Harrison Cummings November 12th, 2009 07:30 AM

rendering and burning a dvd problems
 
I am new to all of this. I have a Sony V1U HD Camcorder. I shot all my footage in HD. I also have Sony Vegas Pro9. My footage shot looks great. I put some video on a time line, and wanted to burn it to a dvd to see what quality I would have. I rendered and saved the file but when I go to DVD Arc 5 I can not pull up the file. What am I doing wrong? Also my when I play the video on the time line it looks bad in the preview window. Will this be the quality of the DVD when burned?

Mike Kujbida November 12th, 2009 08:13 AM

Are you trying to make a Blu-ray or a regular DVD?
If it's a regular DVD, you need to render MPEG-2 (video) and AC3 (audio) files from Vegas.
Give us a few more details and we'll be glad to help.

Harrison Cummings November 12th, 2009 10:11 AM

Mike thanks for the reply.
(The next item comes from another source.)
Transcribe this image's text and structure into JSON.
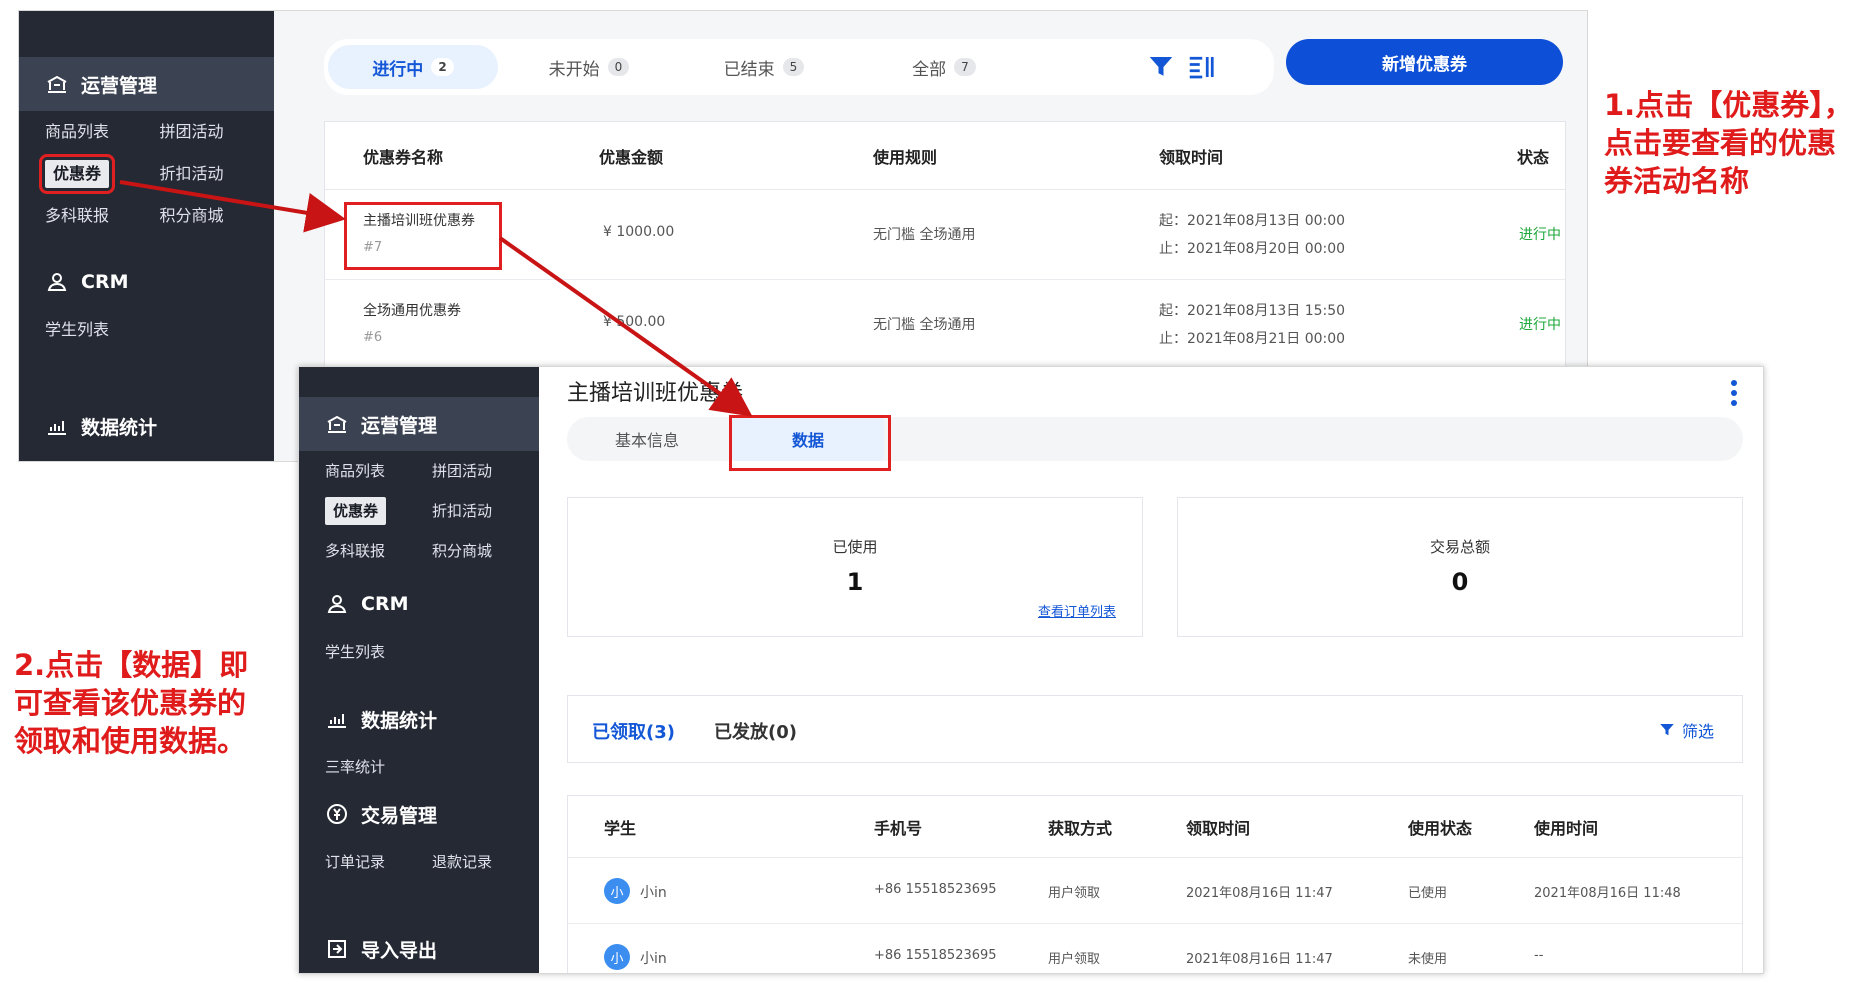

I am trying to create the best quality regular dvd that I can.

Mike Kujbida November 12th, 2009 11:45 AM

Harrison, am I correct in assuming that, by the small number of posts you've made so far, that you're a Vegas newbie?
If that's the case, I highly recommend getting Vol. 1 Issue #7 of Edward Troxel's (excellent and free) newsletters.
This particular issue goes into detail on encoding (i.e. rendering) your finished product out of Vegas in preparation for authoring in DVD Architect.
There are several other good ones there so feel free to grab as many as you want/need as they're an excellent resource/training tool.
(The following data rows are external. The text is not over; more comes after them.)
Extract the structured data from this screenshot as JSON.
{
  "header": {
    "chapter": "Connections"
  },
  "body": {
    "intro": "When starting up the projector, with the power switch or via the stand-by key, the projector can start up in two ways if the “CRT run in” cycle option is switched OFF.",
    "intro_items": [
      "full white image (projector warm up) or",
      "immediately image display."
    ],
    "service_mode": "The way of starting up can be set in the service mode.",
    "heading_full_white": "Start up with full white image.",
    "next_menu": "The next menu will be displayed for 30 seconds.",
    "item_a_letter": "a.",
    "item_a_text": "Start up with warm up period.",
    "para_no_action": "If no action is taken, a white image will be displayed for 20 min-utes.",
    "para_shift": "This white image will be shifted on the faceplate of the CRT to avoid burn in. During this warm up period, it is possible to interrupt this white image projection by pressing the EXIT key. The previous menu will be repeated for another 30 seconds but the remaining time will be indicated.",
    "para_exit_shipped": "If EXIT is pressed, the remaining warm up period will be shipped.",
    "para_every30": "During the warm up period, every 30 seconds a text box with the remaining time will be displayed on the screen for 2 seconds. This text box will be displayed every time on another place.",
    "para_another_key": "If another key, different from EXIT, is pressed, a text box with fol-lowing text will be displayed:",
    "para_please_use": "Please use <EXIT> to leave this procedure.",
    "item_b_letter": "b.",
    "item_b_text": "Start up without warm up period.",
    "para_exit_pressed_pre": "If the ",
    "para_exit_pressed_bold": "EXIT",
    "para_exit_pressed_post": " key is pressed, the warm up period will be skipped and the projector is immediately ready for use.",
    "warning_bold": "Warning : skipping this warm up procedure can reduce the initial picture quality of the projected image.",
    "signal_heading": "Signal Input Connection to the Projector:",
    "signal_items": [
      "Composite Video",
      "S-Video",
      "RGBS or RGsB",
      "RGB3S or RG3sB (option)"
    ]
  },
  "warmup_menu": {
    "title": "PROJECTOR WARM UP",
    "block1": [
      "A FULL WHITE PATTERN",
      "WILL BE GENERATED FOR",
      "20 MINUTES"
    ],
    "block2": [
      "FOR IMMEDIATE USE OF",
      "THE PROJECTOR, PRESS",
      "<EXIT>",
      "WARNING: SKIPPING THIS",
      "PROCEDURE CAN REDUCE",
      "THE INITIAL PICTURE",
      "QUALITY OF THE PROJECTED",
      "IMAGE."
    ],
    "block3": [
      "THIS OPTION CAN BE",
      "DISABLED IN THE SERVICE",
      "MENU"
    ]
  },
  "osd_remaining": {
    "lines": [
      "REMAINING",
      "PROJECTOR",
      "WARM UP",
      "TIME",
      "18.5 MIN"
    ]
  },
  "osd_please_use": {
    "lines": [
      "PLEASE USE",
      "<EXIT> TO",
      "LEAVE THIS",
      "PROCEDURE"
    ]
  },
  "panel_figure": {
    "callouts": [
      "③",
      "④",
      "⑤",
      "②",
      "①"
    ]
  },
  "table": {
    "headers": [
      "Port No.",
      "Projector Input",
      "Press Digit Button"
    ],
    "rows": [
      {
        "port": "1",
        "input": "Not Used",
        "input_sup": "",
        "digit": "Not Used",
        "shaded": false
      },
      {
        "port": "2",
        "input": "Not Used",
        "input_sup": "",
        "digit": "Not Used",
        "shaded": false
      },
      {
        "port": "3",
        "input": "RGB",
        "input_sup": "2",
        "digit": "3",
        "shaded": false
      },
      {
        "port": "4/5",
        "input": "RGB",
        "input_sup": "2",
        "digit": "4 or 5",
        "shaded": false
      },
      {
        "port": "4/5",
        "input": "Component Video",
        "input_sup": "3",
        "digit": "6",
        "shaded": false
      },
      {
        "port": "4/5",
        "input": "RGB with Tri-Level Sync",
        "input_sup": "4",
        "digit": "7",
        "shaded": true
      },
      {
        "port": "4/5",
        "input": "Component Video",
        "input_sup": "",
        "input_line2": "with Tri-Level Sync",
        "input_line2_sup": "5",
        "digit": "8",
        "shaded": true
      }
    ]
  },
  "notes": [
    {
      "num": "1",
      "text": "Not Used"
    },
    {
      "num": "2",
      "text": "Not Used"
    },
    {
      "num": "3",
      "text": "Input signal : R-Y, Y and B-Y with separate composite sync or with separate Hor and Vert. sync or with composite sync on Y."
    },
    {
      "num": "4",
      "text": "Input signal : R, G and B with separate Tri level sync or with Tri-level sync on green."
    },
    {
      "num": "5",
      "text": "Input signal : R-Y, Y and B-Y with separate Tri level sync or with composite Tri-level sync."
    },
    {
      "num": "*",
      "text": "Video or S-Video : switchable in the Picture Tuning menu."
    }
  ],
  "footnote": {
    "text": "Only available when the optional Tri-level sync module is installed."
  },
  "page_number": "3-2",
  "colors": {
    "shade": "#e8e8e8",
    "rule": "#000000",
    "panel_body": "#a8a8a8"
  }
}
Please understand that there's no way a standard definition video can look as good as your high definition source video on playback.
It'll be close but, due to the size differences between the two, not as good so be prepared.

With respect to your timeline playback, Vegas made some changes in the behaviour of Pro 9 and the Preview window was one of them.
Here are two things from the Readme notes for Pro 9 that will have an impact on this.

** Vegas can now automatically adjust the video preview size and quality to optimize frame rate during preview.
Right-click the Video Preview window and select Adjust Size and Quality for Optimal Playback if you want to emphasize frame rate during preview.
When the command is not selected, video quality is emphasized, and the frame rate will be reduced if necessary.

** Select the Adjust source media to better match project or render settings check box on the Video tab of the Project Properties dialog to enable Vegas to make minor changes to your source media properties — including cropping/padding frame size or adjusting interlacing — to allow media files to work better with your project.

Ben Longden November 13th, 2009 04:25 AM

Mike, slightly off topic, but with DVDA 5.0...

Ive been trying to burn a project to DVD using DVD5.0 and having trouble with the "optimise" function.

The file is MPEG2 with audio as AC-3, and runs 2h14m... its only for a loop presentation on a background PC monitor at a clients trade stall.

No matter what I did to satisfy the recomression, DVDA spat the dummy. The bit rate in the end was 4Mbps - but it would not render, instead popping up a flag that the video file was OK, but the audio not, and needed recompression - but it would not recompress.

Also it said the home page screen was at a bit rate too low for recompression.

Even using the .avi file, the same thing happened.

In the end, I bypassed things by re-rendering in Vegas at the lower bit rate to fit it on the disc without DVDA doing anything. Then DVDA was happy - as the file was, so it said, OK.

Any ideas?

Ben

Mike Kujbida November 14th, 2009 06:05 AM

Ben, every once a year or so I have this happen to me as well.
There's never a good reason for it happening either :-)
What I've learned to do is to start a brand new DVDA project as I think that the problem one seems to have a memory that I can never completely clear out.
Once I do this, things see to be OK.

BTW, for a 2 hr. 14 min. video, the bitrate calculator I use (http://www.johncline.com/bitcalc110.zip) gives me the following settings.
CBR: 4,184,000
VBR: 7,320,000 / 4,184,000 / 2,504,000
I never use CBR for anything over 70 min. long and, for a video this long, I'd do a 2-pass encode.